The network, the services, and all the containers called stack. To create our stack we need to use docker stack command, but we want to point the stack to our docker-compose.yml file, so it’ll build the stuck according to our plan there. We can do it by writing docker stack deploy --compose-file=docker-compose.yml prod. we use the deploy command to deploy a new stack (we’ll also use it to update an existing stack), we add a flag to point it to our docker-compose.yml file. And finally we call our stack prod (this is what came up in my head when I wrote those lines, sorry).

 

When we’ll hit http://localhost we’ll get the container id in the response, and we can see it has a different id every request.

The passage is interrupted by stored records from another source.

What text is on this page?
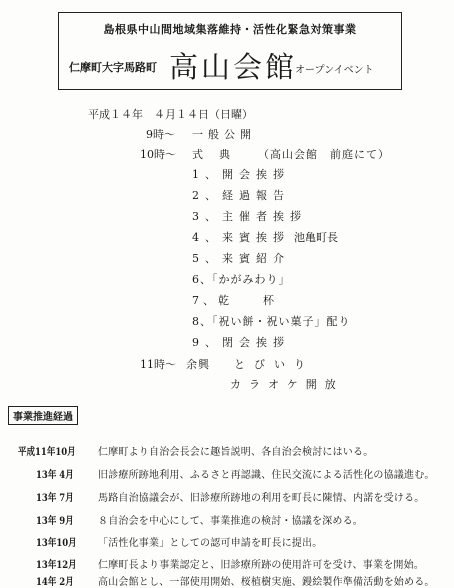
島根県中山間地域集落維持・活性化緊急対策事業
仁摩町大字馬路町 高山会館
オープンイベント
平成１４年　４月１４日（日曜）
9時～ 一般公開
10時～ 式典 （高山会館　前庭にて）
1、開会挨拶
2、経過報告
3、主催者挨拶
4、来賓挨拶 池亀町長
5、来賓紹介
6、「かがみわり」
7、乾　　杯
8、「祝い餅・祝い菓子」配り
9、閉会挨拶
11時～ 余興 とびいり
カラオケ開放
事業推進経過
平成11年10月 仁摩町より自治会長会に趣旨説明、各自治会検討にはいる。
13年 4月 旧診療所跡地利用、ふるさと再認識、住民交流による活性化の協議進む。
13年 7月 馬路自治協議会が、旧診療所跡地の利用を町長に陳情、内諾を受ける。
13年 9月 ８自治会を中心にして、事業推進の検討・協議を深める。
13年10月 「活性化事業」としての認可申請を町長に提出。
13年12月 仁摩町長より事業認定と、旧診療所跡の使用許可を受け、事業を開始。
14年 2月 高山会館とし、一部使用開始、桜植樹実施、鏝絵製作準備活動を始める。
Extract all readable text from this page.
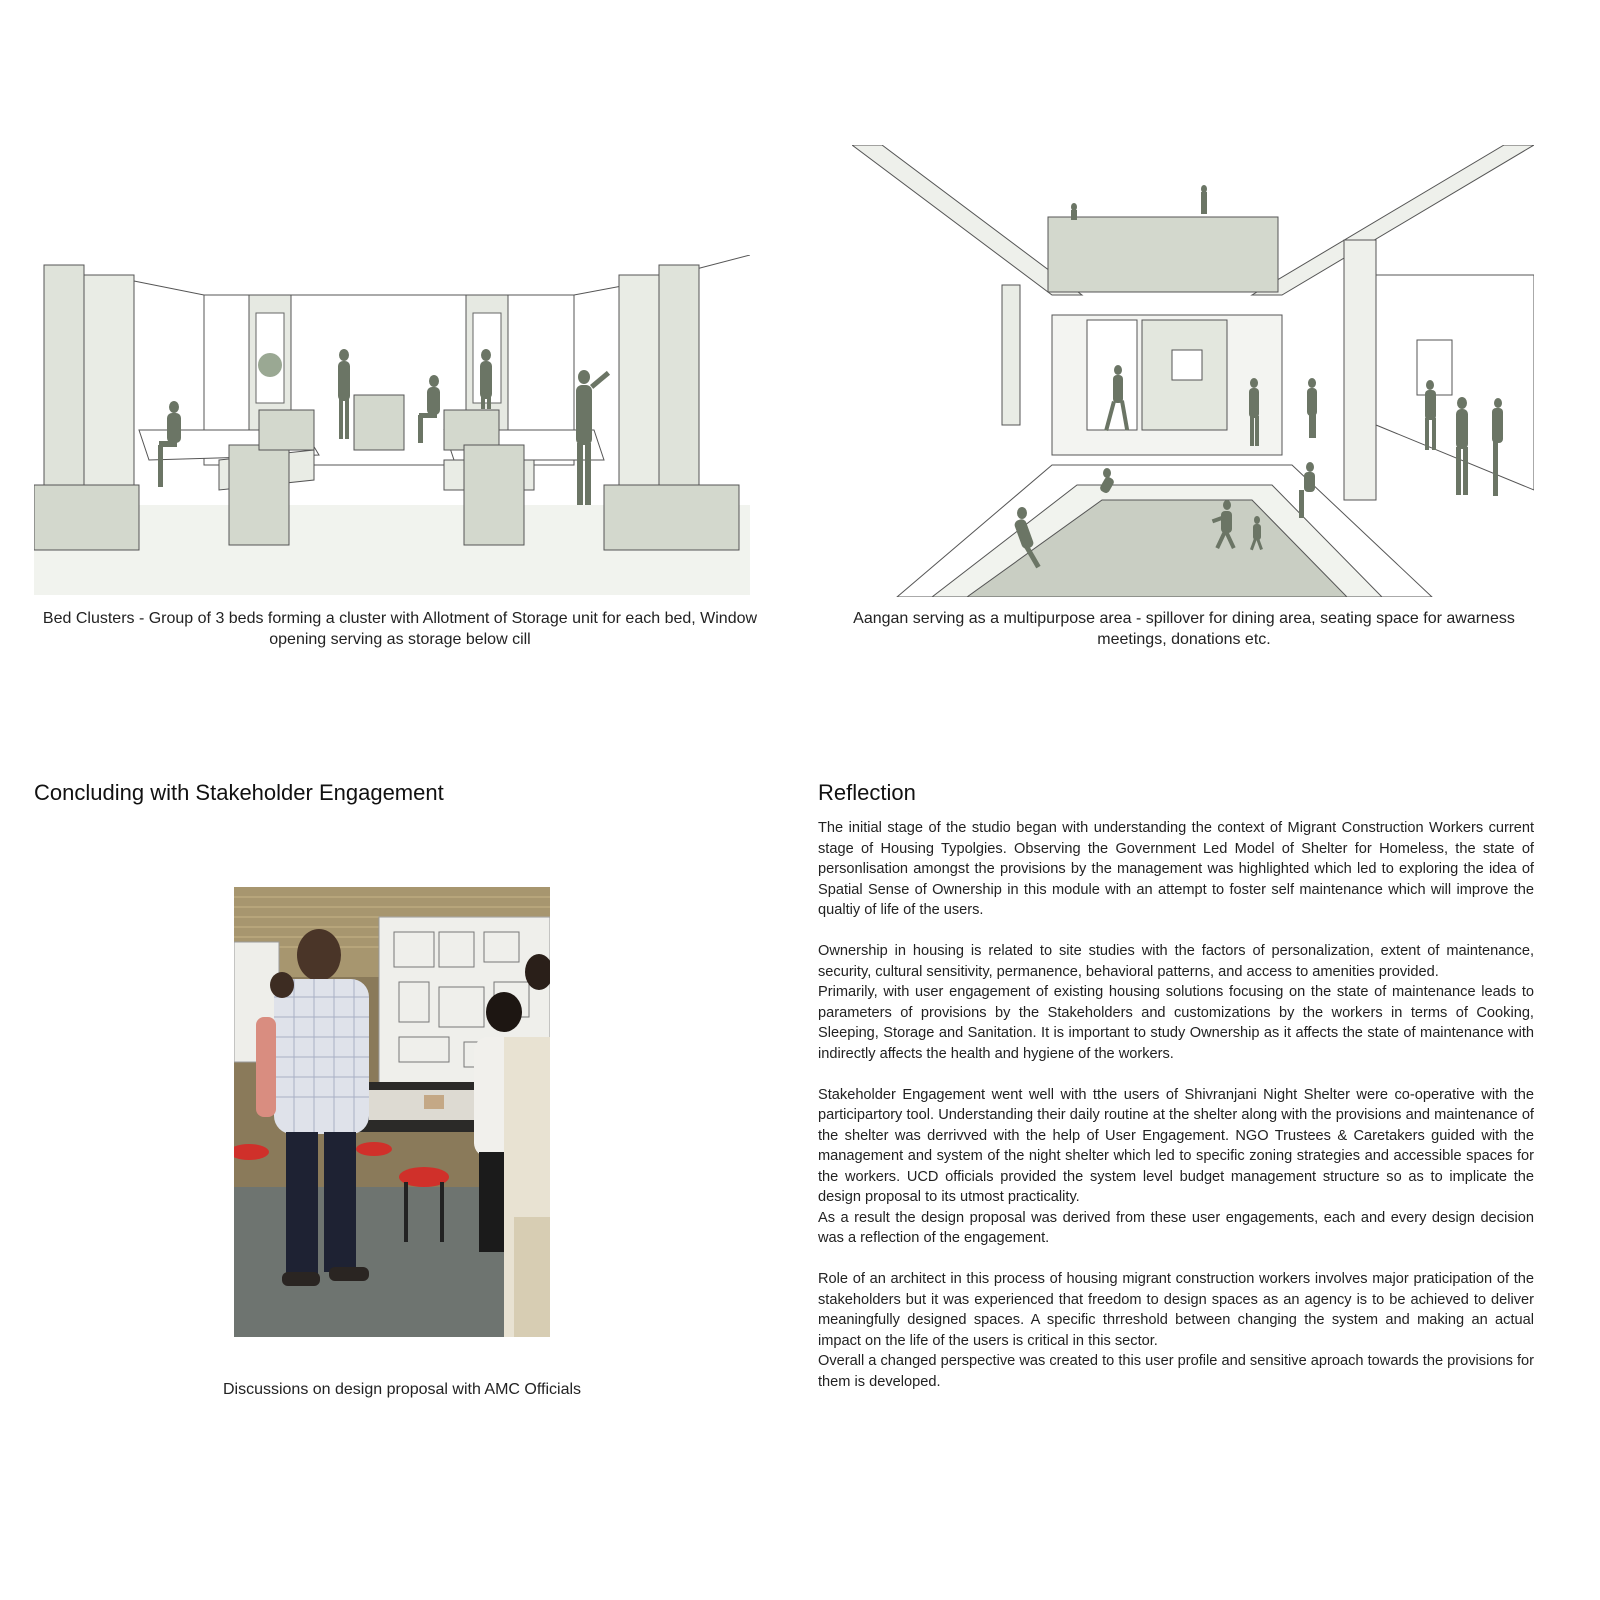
Bed Clusters - Group of 3 beds forming a cluster with Allotment of Storage unit for each bed, Window opening serving as storage below cill
Aangan serving as a multipurpose area - spillover for dining area, seating space for awarness meetings, donations etc.
Concluding with Stakeholder Engagement
Discussions on design proposal with AMC Officials
Reflection

The initial stage of the studio began with understanding the context of Migrant Construction Workers current stage of Housing Typolgies. Observing the Government Led Model of Shelter for Homeless, the state of personlisation amongst the provisions by the management was highlighted which led to exploring the idea of Spatial Sense of Ownership in this module with an attempt to foster self maintenance which will improve the qualtiy of life of the users.

Ownership in housing is related to site studies with the factors of personalization, extent of maintenance, security, cultural sensitivity, permanence, behavioral patterns, and access to amenities provided.

Primarily, with user engagement of existing housing solutions focusing on the state of maintenance leads to parameters of provisions by the Stakeholders and customizations by the workers in terms of Cooking, Sleeping, Storage and Sanitation. It is important to study Ownership as it affects the state of maintenance with indirectly affects the health and hygiene of the workers.

Stakeholder Engagement went well with tthe users of Shivranjani Night Shelter were co-operative with the participartory tool. Understanding their daily routine at the shelter along with the provisions and maintenance of the shelter was derrivved with the help of User Engagement. NGO Trustees & Caretakers guided with the management and system of the night shelter which led to specific zoning strategies and accessible spaces for the workers. UCD officials provided the system level budget management structure so as to implicate the design proposal to its utmost practicality.

As a result the design proposal was derived from these user engagements, each and every design decision was a reflection of the engagement.

Role of an architect in this process of housing migrant construction workers involves major praticipation of the stakeholders but it was experienced that freedom to design spaces as an agency is to be achieved to deliver meaningfully designed spaces. A specific thrreshold between changing the system and making an actual impact on the life of the users is critical in this sector.

Overall a changed perspective was created to this user profile and sensitive aproach towards the provisions for them is developed.
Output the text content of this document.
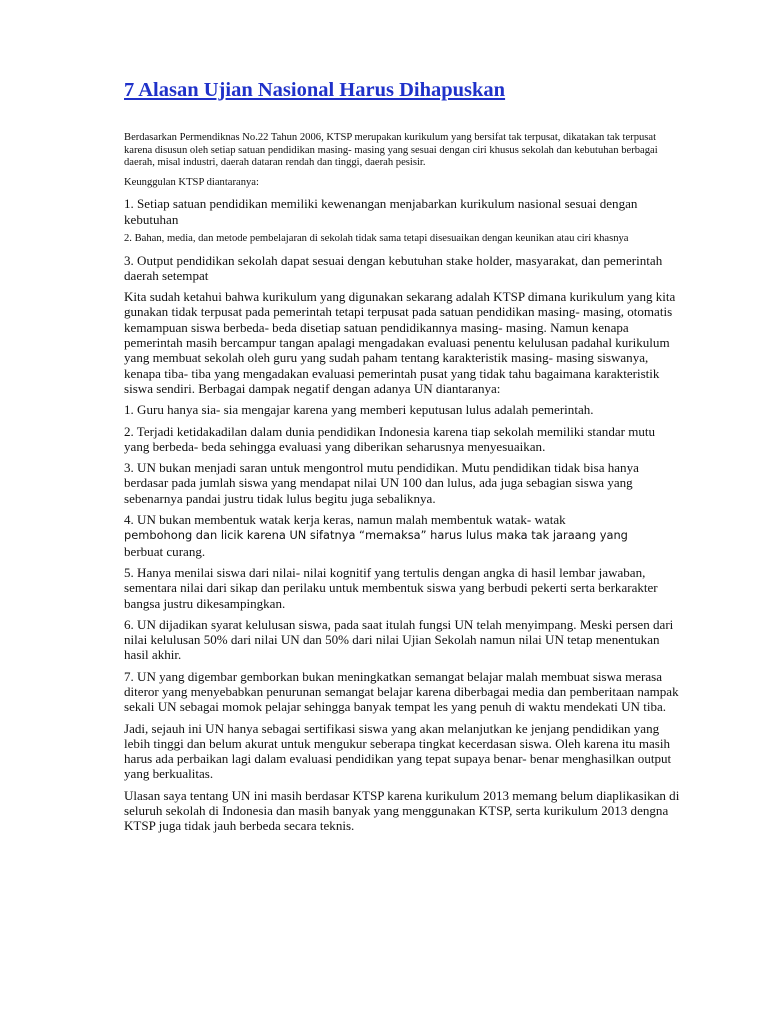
7 Alasan Ujian Nasional Harus Dihapuskan

Berdasarkan Permendiknas No.22 Tahun 2006, KTSP merupakan kurikulum yang bersifat tak terpusat, dikatakan tak terpusat karena disusun oleh setiap satuan pendidikan masing- masing yang sesuai dengan ciri khusus sekolah dan kebutuhan berbagai daerah, misal industri, daerah dataran rendah dan tinggi, daerah pesisir.

Keunggulan KTSP diantaranya:

1. Setiap satuan pendidikan memiliki kewenangan menjabarkan kurikulum nasional sesuai dengan kebutuhan

2. Bahan, media, dan metode pembelajaran di sekolah tidak sama tetapi disesuaikan dengan keunikan atau ciri khasnya

3. Output pendidikan sekolah dapat sesuai dengan kebutuhan stake holder, masyarakat, dan pemerintah daerah setempat

Kita sudah ketahui bahwa kurikulum yang digunakan sekarang adalah KTSP dimana kurikulum yang kita gunakan tidak terpusat pada pemerintah tetapi terpusat pada satuan pendidikan masing- masing, otomatis kemampuan siswa berbeda- beda disetiap satuan pendidikannya masing- masing. Namun kenapa pemerintah masih bercampur tangan apalagi mengadakan evaluasi penentu kelulusan padahal kurikulum yang membuat sekolah oleh guru yang sudah paham tentang karakteristik masing- masing siswanya, kenapa tiba- tiba yang mengadakan evaluasi pemerintah pusat yang tidak tahu bagaimana karakteristik siswa sendiri. Berbagai dampak negatif dengan adanya UN diantaranya:

1. Guru hanya sia- sia mengajar karena yang memberi keputusan lulus adalah pemerintah.

2. Terjadi ketidakadilan dalam dunia pendidikan Indonesia karena tiap sekolah memiliki standar mutu yang berbeda- beda sehingga evaluasi yang diberikan seharusnya menyesuaikan.

3. UN bukan menjadi saran untuk mengontrol mutu pendidikan. Mutu pendidikan tidak bisa hanya berdasar pada jumlah siswa yang mendapat nilai UN 100 dan lulus, ada juga sebagian siswa yang sebenarnya pandai justru tidak lulus begitu juga sebaliknya.

4. UN bukan membentuk watak kerja keras, namun malah membentuk watak- watak
pembohong dan licik karena UN sifatnya “memaksa” harus lulus maka tak jaraang yang
berbuat curang.

5. Hanya menilai siswa dari nilai- nilai kognitif yang tertulis dengan angka di hasil lembar jawaban, sementara nilai dari sikap dan perilaku untuk membentuk siswa yang berbudi pekerti serta berkarakter bangsa justru dikesampingkan.

6. UN dijadikan syarat kelulusan siswa, pada saat itulah fungsi UN telah menyimpang. Meski persen dari nilai kelulusan 50% dari nilai UN dan 50% dari nilai Ujian Sekolah namun nilai UN tetap menentukan hasil akhir.

7. UN yang digembar gemborkan bukan meningkatkan semangat belajar malah membuat siswa merasa diteror yang menyebabkan penurunan semangat belajar karena diberbagai media dan pemberitaan nampak sekali UN sebagai momok pelajar sehingga banyak tempat les yang penuh di waktu mendekati UN tiba.

Jadi, sejauh ini UN hanya sebagai sertifikasi siswa yang akan melanjutkan ke jenjang pendidikan yang lebih tinggi dan belum akurat untuk mengukur seberapa tingkat kecerdasan siswa. Oleh karena itu masih harus ada perbaikan lagi dalam evaluasi pendidikan yang tepat supaya benar- benar menghasilkan output yang berkualitas.

Ulasan saya tentang UN ini masih berdasar KTSP karena kurikulum 2013 memang belum diaplikasikan di seluruh sekolah di Indonesia dan masih banyak yang menggunakan KTSP, serta kurikulum 2013 dengna KTSP juga tidak jauh berbeda secara teknis.
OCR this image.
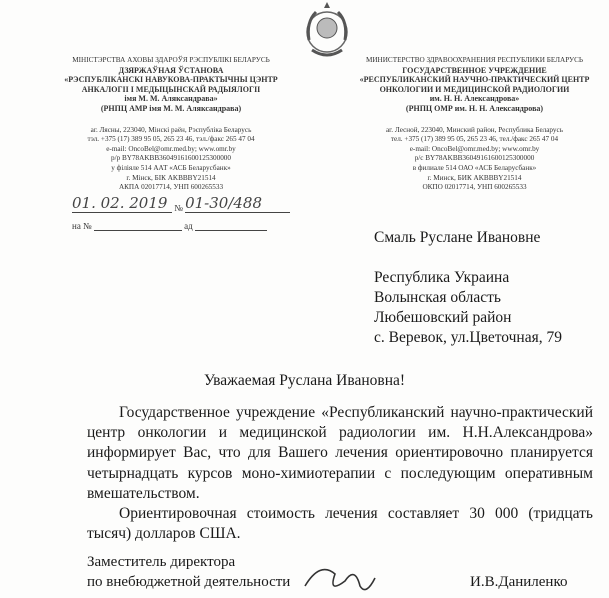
МІНІСТЭРСТВА АХОВЫ ЗДАРОЎЯ РЭСПУБЛІКІ БЕЛАРУСЬ
ДЗЯРЖАЎНАЯ ЎСТАНОВА
«РЭСПУБЛІКАНСКІ НАВУКОВА-ПРАКТЫЧНЫ ЦЭНТР
АНКАЛОГІІ І МЕДЫЦЫНСКАЙ РАДЫЯЛОГІІ
імя М. М. Аляксандрава»
(РНПЦ АМР імя М. М. Аляксандрава)
аг. Лясны, 223040, Мінскі раён, Рэспубліка Беларусь
тэл. +375 (17) 389 95 05, 265 23 46, тэл./факс 265 47 04
e-mail: OncoBel@omr.med.by; www.omr.by
р/р BY78AKBB36049161600125300000
у філіяле 514 ААТ «АСБ Беларусбанк»
г. Мінск, БІК AKBBBY21514
АКПА 02017714, УНП 600265533
МИНИСТЕРСТВО ЗДРАВООХРАНЕНИЯ РЕСПУБЛИКИ БЕЛАРУСЬ
ГОСУДАРСТВЕННОЕ УЧРЕЖДЕНИЕ
«РЕСПУБЛИКАНСКИЙ НАУЧНО-ПРАКТИЧЕСКИЙ ЦЕНТР
ОНКОЛОГИИ И МЕДИЦИНСКОЙ РАДИОЛОГИИ
им. Н. Н. Александрова»
(РНПЦ ОМР им. Н. Н. Александрова)
аг. Лесной, 223040, Минский район, Республика Беларусь
тел. +375 (17) 389 95 05, 265 23 46, тел./факс 265 47 04
e-mail: OncoBel@omr.med.by; www.omr.by
р/с BY78AKBB36049161600125300000
в филиале 514 ОАО «АСБ Беларусбанк»
г. Минск, БИК AKBBBY21514
ОКПО 02017714, УНП 600265533
01. 02. 2019 № 01-30/488
на №	ад
Смаль Руслане Ивановне
Республика Украина
Волынская область
Любешовский район
с. Веревок, ул.Цветочная, 79
Уважаемая Руслана Ивановна!
Государственное учреждение «Республиканский научно-практический центр онкологии и медицинской радиологии им. Н.Н.Александрова» информирует Вас, что для Вашего лечения ориентировочно планируется четырнадцать курсов моно-химиотерапии с последующим оперативным вмешательством.
Ориентировочная стоимость лечения составляет 30 000 (тридцать тысяч) долларов США.
Заместитель директора
по внебюджетной деятельности	И.В.Даниленко
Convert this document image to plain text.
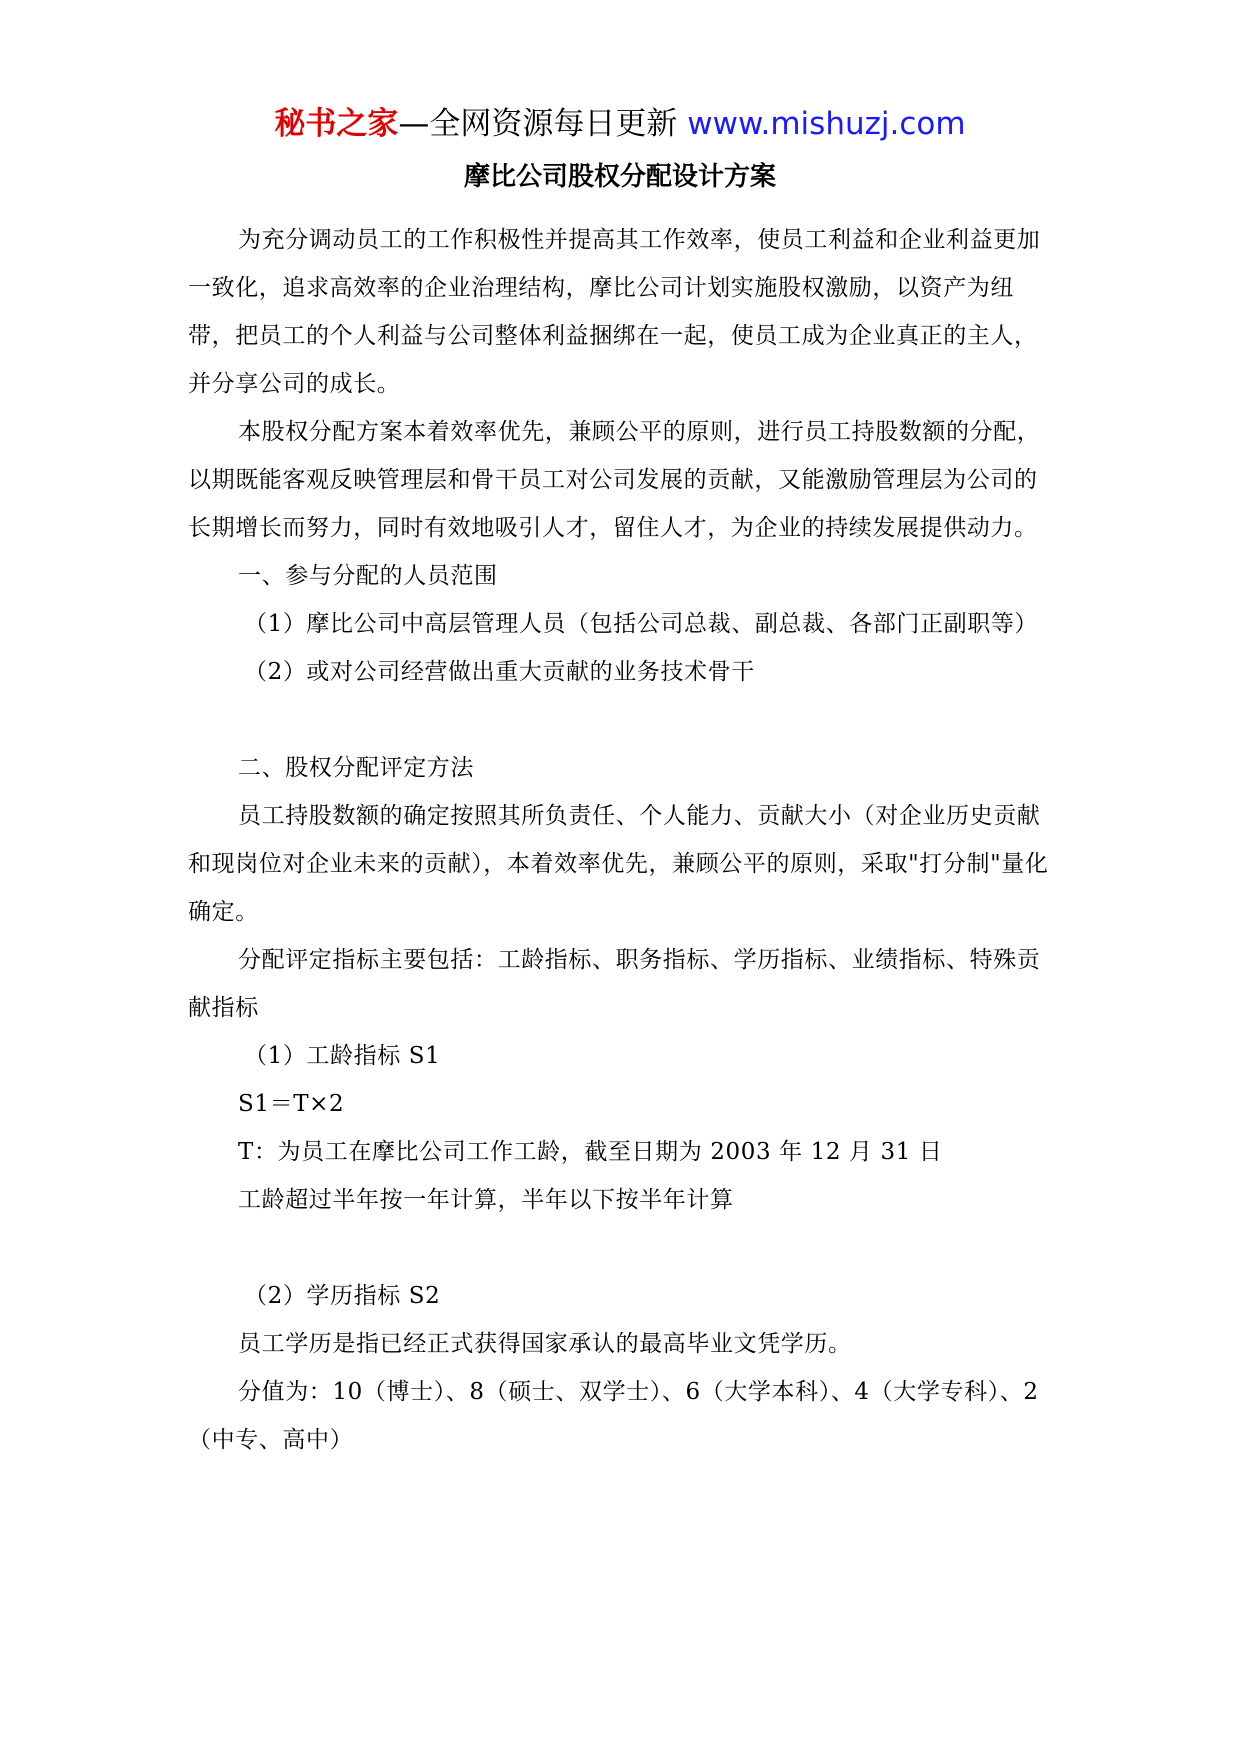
秘书之家—全网资源每日更新 www.mishuzj.com
摩比公司股权分配设计方案

为充分调动员工的工作积极性并提高其工作效率，使员工利益和企业利益更加一致化，追求高效率的企业治理结构，摩比公司计划实施股权激励，以资产为纽带，把员工的个人利益与公司整体利益捆绑在一起，使员工成为企业真正的主人，并分享公司的成长。

本股权分配方案本着效率优先，兼顾公平的原则，进行员工持股数额的分配，以期既能客观反映管理层和骨干员工对公司发展的贡献，又能激励管理层为公司的长期增长而努力，同时有效地吸引人才，留住人才，为企业的持续发展提供动力。

一、参与分配的人员范围

（1）摩比公司中高层管理人员（包括公司总裁、副总裁、各部门正副职等）

（2）或对公司经营做出重大贡献的业务技术骨干

二、股权分配评定方法

员工持股数额的确定按照其所负责任、个人能力、贡献大小（对企业历史贡献和现岗位对企业未来的贡献），本着效率优先，兼顾公平的原则，采取"打分制"量化确定。

分配评定指标主要包括：工龄指标、职务指标、学历指标、业绩指标、特殊贡献指标

（1）工龄指标 S1

S1＝T×2

T：为员工在摩比公司工作工龄，截至日期为 2003 年 12 月 31 日

工龄超过半年按一年计算，半年以下按半年计算

（2）学历指标 S2

员工学历是指已经正式获得国家承认的最高毕业文凭学历。

分值为：10（博士）、8（硕士、双学士）、6（大学本科）、4（大学专科）、2（中专、高中）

Different container id evert request

Now let’s look at our services by writing docker service ls and we’ll see all of our services and replicas

All of our docker services

We can also create a second version of our awesome app. Let’s change the code a little bit (let’s add some exclamation marks at the end):

var http = require('http');
var os = require('os');
http.createServer(function (req, res) {
    res.writeHead(200, {'Content-Type': 'text/html'});
    res.end(`<h1>I'm ${os.hostname()}!!!</h1>`);
}).listen(8080);

So we need to build the image again, but this time it’s the second version of the app so we’ll write docker build -t awesome:v2 . and we’ll create an image called awesome but with a v2 tag. To update our containers in the awesome service to use the v2 version of our app (without stop the service) we’ll write docker service update --image awesome:v2 prod_awesome and our service called awesome, in prod stack, will update it’s containers five by five to use the second version of our app (why 5 containers at a time? because we wrote parallelism: 5 in our docker-compose.yml file.

We can see our docker slowly (but surly) kill the old containers and create new ones with the second version of our app. And when we hit http://localhost we still get a response, there is no downtime.

Some containers are already use the second version. No Downtime (:

Also, if we want to scale the service to more than 20 containers, we can do it with only one command: docker service scale prod_awesome=50 and docker will start 30 more containers from the awesome:v2 image.

 

Summery

So, we don’t need to create hundreds of containers manually. We don’t need to place every container of our app in a different port. We don’t need to manually write our containers ip and port in ngninx/haproxy conf file. And we can do it with multiple servers (with docker swarm), with multiple services (with docker compose), update our application without downtime, and scale it up (or down) without downtime.

Hope it’s been practical, and I would love to hear how you do it in your compony!